Datameer at BBBT: The Chasm and the Niche

Datameer showed up at the BBBT last Friday and it was interesting. The presenters were Stefan Groschupf, CEO, and Azita Martin, CMO. Stefan worked on Nutch project out of which Hadoop was born and he had a refreshingly non-open standard addicted viewpoint of the industry. He very clearly pointed out that Hadoop was big, slow and great for analyzing gathered information but not for speed. He also pointed out that RDBMS’s aren’t going anywhere. The most accurate and humorous thing I’ve heard for a while in a presentation is “hadumping,” Groschupf’s term for getting information into Hadoop.

On the UI front, they’ve picked and stuck with a very spreadsheet oriented view of the data, pointing out that’s what everyone knows so it’s easier to leverage the technology into companies and departments who have been using spreadsheets for years. Yet later he knocked SQL with Hadoop without realizing that’s the same thing. Even worse, he’d already pointed out just how expensive Hadoop programmers are to hire and seemed to miss that hire a few of them and then more affordable SQL workers, of whom there are many more than Hadoop experts, for the high level analytics might make sense.

Meanwhile, while the spreadsheets are familiar, modern BI is providing graphics. The interface they showed is very simplistic and needs work. While the individual graphics weren’t impressive, I did like that they provide a much more naturally looking dashboard paradigm that doesn’t lock in images and allows people to visualize context far more. That was showed in the demo and I didn’t get a good screen shot, but it’s a nice differentiator.

The slide that most impressed me, coming from a small company, was in Azita Martin’s section and presented the customer journey from Datameer’s perspective.

Datameer Customer Journey slide

Datameer – Customer Journey

It shows that management is thinking about the customer not just “how do I find somebody to fit the cool thing I’ve built?” They’re a small company thinking strategically. The question is: How strategically?

You were wondering when I’d mention the Chasm?

Stefan Groschupf mentioned Moore’s Chasm and that the industry is moving across it. However, given his admission of Hadoop’s message, I’m not sure that he has enough of a market for it to do the same.

Datameer is focused on analyzing large data sets to find relationships for things that have happened. You might get predictive information out of it. In fact, you hope to do so. However, this is not real-time analytics and isn’t meant to be. I think they have a good product for what they’re marketing. However, as big as that market is, it’s a niche. The growth in BI is moving towards meshing backwards looking, historical data with real-time information (regardless of the wide differences in the meaning of that word within difference industries and user parameters) and providing predictive analytics that can impact decisions that have immediate impact.

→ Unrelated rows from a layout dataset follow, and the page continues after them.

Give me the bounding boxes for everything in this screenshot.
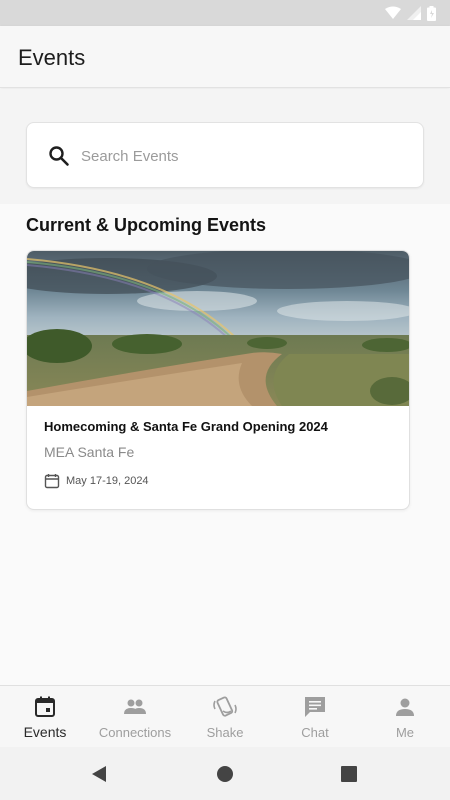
events-screen: Events Current & Upcoming Events bbox=[0, 0, 450, 800]
event-card[interactable]: Homecoming & Santa Fe Grand Opening 2024… bbox=[26, 250, 410, 510]
calendar-icon bbox=[35, 696, 55, 717]
section-title: Current & Upcoming Events bbox=[26, 215, 267, 235]
search-input[interactable] bbox=[81, 141, 401, 171]
status-icons bbox=[385, 5, 436, 21]
person-icon bbox=[396, 698, 414, 716]
nav-item-shake[interactable]: Shake bbox=[180, 686, 270, 748]
app-bar: Events bbox=[0, 26, 450, 88]
shake-phone-icon bbox=[213, 696, 237, 717]
recents-square-icon[interactable] bbox=[339, 764, 359, 784]
event-date-row: May 17-19, 2024 bbox=[44, 473, 149, 489]
nav-label-shake: Shake bbox=[206, 725, 244, 740]
cellular-signal-icon bbox=[407, 6, 421, 20]
nav-item-connections[interactable]: Connections bbox=[90, 686, 180, 748]
nav-label-me: Me bbox=[395, 725, 415, 740]
back-triangle-icon[interactable] bbox=[89, 764, 109, 784]
nav-label-chat: Chat bbox=[301, 725, 329, 740]
nav-item-events[interactable]: Events bbox=[0, 686, 90, 748]
event-title: Homecoming & Santa Fe Grand Opening 2024 bbox=[44, 419, 328, 434]
battery-icon bbox=[427, 5, 436, 21]
nav-item-me[interactable]: Me bbox=[360, 686, 450, 748]
event-date: May 17-19, 2024 bbox=[66, 475, 149, 487]
people-icon bbox=[124, 699, 146, 714]
search-section bbox=[0, 89, 450, 204]
nav-item-chat[interactable]: Chat bbox=[270, 686, 360, 748]
event-location: MEA Santa Fe bbox=[44, 444, 135, 460]
nav-label-connections: Connections bbox=[98, 725, 172, 740]
calendar-icon bbox=[44, 474, 60, 489]
status-bar bbox=[0, 0, 450, 26]
search-box[interactable] bbox=[26, 122, 424, 188]
event-image bbox=[27, 251, 409, 406]
bottom-navigation: Events Connections Shake Chat Me bbox=[0, 685, 450, 747]
search-icon bbox=[49, 146, 69, 166]
page-title: Events bbox=[18, 45, 86, 70]
wifi-icon bbox=[385, 6, 401, 19]
home-circle-icon[interactable] bbox=[215, 764, 235, 784]
system-navigation-bar bbox=[0, 747, 450, 800]
nav-label-events: Events bbox=[23, 724, 67, 740]
chat-icon bbox=[305, 697, 325, 717]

While BI is crossing the chasm, I think that analyzing large datasets will have a product life cycle and not a market life cycle. People will continue to want it but they’ll want it as part of a larger solution.

For instance, they briefly talked about enhancing operational analytics but much of what that market is doing, whether in hospitals, the transportation industry, oil fields or elsewhere is demanding faster analytics to find problems before they happen and take proactive actions. Slower analytics will help, but as a subset.

So what’s that mean for Datameer?

Summary

Datameer management has a great understanding of Hadoop’s strengths and weaknesses and they’ve done a good job of focusing on the strengths to create a company with a great short term future. Looking at the larger market, however, makes me think of two words: Acquisition bait.

Many founders think that success is only in terms of making it to IPO. Many others, thankfully, have a more open view to other exit strategies. Acquisition is nothing to be ashamed of and another great sign of success. If Datameer keeps focusing on their niche they’re going to build a strong customer base with a good technology that will fit somebody’s needs for enhancing an overall BI portfolio. There’s nothing wrong with that.

If you’re looking for a company to help you better understand large and diverse datasets, you should be talking with Datameer.